By the end of her first year in business, Adyson had made enough through selling to Bacon Bros. to pay back her grandparents’ and to buy more advanced processing equipment. And she still had $75 leftover.
This year, Adyson will double her output for Bacon Bros. and because she has already invested in the equipment she needs, she stands to more than double her profit. Half of it is going to college savings, she says, a quarter goes back into the business and a quarter is for Adyson to do with what she wants. Currently, she has her sights set on one day buying a car or truck.
“There is an opportunity for small producers who wish to process the animals on their own property as long as the meet the right packing and food safety criteria, to process their animals and to sell them into a marketplace,” McGirr says. “That is something we want to encourage.”
Thus far, plans are in the very early stages, but McGirr hopes to involve local 4-H and Extension programs to spread the word. Because the process is quite simple and requires just a small space, McGirr and Gray see potential for a sort of a small chicken farming revolution. Maybe, they say, other kids throughout the region or even the state, could copy Adyson’s method to raise their own high quality chickens, either for their families or as a small-scale business.

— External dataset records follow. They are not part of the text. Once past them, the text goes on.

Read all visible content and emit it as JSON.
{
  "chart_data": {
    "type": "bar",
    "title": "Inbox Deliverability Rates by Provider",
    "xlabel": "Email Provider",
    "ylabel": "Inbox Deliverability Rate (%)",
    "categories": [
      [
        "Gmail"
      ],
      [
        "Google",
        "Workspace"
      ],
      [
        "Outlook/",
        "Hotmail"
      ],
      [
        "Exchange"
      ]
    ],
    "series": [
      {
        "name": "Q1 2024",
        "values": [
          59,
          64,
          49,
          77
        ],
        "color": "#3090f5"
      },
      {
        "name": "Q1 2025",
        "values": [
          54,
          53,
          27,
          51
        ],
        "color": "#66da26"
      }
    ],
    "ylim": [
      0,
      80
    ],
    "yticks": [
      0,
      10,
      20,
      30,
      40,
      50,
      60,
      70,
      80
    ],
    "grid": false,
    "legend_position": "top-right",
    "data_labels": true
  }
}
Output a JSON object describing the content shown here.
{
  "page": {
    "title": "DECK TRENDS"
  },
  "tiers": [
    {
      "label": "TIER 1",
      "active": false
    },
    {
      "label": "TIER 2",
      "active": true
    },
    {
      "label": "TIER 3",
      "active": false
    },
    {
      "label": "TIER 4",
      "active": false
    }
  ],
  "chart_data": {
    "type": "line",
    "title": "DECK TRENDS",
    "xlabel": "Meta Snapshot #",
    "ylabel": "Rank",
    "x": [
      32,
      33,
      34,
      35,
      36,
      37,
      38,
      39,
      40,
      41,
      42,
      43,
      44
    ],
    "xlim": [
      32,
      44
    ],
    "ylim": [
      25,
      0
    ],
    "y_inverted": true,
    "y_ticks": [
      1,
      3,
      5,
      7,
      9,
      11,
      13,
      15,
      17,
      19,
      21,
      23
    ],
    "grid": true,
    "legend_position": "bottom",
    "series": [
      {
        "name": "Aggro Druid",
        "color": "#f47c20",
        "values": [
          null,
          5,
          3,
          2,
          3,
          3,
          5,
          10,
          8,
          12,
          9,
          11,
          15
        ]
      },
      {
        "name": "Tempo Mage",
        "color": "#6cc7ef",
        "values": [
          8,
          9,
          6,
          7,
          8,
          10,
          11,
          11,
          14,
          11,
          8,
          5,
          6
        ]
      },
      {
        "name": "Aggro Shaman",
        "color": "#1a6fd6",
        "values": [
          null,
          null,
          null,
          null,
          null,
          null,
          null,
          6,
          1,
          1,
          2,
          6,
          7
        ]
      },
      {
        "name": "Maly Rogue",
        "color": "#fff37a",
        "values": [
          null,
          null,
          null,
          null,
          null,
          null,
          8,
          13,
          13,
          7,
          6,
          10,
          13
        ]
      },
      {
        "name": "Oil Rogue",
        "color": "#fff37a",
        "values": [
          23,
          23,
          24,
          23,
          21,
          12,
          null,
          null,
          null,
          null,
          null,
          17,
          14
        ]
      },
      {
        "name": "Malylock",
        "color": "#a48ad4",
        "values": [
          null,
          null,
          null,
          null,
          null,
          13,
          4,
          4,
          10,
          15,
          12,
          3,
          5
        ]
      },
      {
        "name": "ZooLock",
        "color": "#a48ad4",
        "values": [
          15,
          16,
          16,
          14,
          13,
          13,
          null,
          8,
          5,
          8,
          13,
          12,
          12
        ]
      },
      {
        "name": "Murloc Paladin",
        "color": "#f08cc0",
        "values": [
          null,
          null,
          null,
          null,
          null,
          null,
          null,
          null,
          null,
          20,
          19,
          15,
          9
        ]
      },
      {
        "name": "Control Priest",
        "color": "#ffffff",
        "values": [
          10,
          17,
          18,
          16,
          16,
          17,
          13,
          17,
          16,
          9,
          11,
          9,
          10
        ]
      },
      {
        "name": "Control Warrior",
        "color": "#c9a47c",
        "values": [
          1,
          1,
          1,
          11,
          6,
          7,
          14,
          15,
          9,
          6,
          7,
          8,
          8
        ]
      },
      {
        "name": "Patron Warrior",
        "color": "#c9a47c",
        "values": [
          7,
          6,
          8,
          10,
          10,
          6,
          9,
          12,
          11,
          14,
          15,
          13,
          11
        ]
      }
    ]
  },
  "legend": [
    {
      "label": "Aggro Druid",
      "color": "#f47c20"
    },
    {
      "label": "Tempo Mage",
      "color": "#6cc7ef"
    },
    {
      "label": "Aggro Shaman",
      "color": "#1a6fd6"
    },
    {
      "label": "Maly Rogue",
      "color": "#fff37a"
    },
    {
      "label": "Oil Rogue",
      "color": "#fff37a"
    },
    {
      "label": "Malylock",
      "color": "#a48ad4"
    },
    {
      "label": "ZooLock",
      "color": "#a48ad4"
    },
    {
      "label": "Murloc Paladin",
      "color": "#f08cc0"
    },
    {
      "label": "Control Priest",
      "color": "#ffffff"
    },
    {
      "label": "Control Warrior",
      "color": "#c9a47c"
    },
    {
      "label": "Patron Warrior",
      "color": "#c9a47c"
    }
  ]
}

Back at Johnson Creek Farms, Adyson and Jason have hit a snag. The water that is an essential part of the plucking process is not heating to the required 150 degrees. After some tinkering, testing and sighs, the stagnant temperature remains a mystery.
It all means that a job that should have been done by early afternoon will be extended to later in the day. But neither Adyson or Jason seem too upset. Instead, they continue on, working carefully and methodically, together in their long established rhythm.
“As long as she’s happy doing it I’ll keep doing it with her,” Jason says. “If she gets to where she’s not happy doing it or it seems to be frustrating to her, then we’ll stop. But I’m hoping as long as I’m not pushing her that she’ll continue to do it on her own.”